Background & aims: Cell adhesion proteins have been implicated as tumor suppressors because they prevent malignant cells from dissociating their cell contacts. We have studied the role of p120(ctn), a recently discovered member of the cadherin/catenin family, in human pancreatic cancer.
Methods: In 32 resection specimens of pancreatic adenocarcinoma and 10 control samples the expression of p120(ctn) was studied by Northern blot, immunocytochemistry, and immunogold electron microscopy. Patient survival data, tumor grading, and staging were correlated to the experimental results. In PaTu 8889 T pancreatic cancer cells, p120(ctn) expression was suppressed with 21-nucleotide small interfering RNA (siRNA) duplexes and proliferation was determined by bromodeoxyuridine (BrdU) incorporation.

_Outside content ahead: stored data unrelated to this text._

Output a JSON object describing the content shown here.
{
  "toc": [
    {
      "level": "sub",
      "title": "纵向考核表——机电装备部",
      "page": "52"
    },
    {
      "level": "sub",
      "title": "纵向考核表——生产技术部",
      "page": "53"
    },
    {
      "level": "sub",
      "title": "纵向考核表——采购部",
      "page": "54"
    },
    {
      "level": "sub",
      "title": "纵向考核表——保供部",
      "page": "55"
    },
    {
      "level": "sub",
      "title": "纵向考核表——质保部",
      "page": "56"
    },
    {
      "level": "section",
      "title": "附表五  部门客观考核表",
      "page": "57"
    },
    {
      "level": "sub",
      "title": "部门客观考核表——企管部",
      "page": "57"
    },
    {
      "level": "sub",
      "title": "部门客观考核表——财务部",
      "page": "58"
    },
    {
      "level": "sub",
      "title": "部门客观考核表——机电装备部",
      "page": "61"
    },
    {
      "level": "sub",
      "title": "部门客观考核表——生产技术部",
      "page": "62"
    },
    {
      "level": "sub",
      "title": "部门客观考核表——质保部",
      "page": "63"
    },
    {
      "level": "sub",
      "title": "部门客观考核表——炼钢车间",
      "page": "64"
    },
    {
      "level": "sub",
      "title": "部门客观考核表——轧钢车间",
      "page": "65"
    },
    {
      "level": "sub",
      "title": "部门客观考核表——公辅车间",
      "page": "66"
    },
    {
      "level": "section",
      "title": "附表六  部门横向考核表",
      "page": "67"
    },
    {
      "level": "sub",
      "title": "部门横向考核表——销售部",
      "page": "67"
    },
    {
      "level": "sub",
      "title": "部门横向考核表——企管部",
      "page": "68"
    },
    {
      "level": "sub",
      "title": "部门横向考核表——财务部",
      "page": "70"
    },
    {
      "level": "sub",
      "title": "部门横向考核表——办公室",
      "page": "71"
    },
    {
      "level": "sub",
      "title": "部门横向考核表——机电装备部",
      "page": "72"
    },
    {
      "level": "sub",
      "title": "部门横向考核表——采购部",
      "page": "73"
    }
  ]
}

Results: In pancreatic cancer p120(ctn) messenger RNA (mRNA) was increased 3- to 4-fold. Although p120(ctn) was localized exclusively at cell contacts in controls it was found in the cytosol and nucleus of pancreatic cancer cells. This redistribution correlated to the degree of tumor dedifferentiation but was independent of tumor stage. The mean survival of patients with predominant membrane localization of p120(ctn) was 24 +/- 7 (SEM) months vs. 9 +/- 2 months for patients with predominant cytoplasmic p120(ctn) expression (P < 0.05). Silencing of p120(ctn) with siRNA duplexes reduced pancreatic cancer cell growth by 40%.
Conclusions: Up-regulation, cytoplasmic redistribution, and nuclear import of p120(ctn) are associated with a more malignant phenotype of pancreatic cancer. This study further represents conclusive evidence for a direct involvement of p120(ctn) in malignant tumor cell proliferation. Both p120(ctn)-defective tumor cell contacts and p120(ctn)-mediated growth signals appear to contribute to the aggressive spread of pancreatic cancer.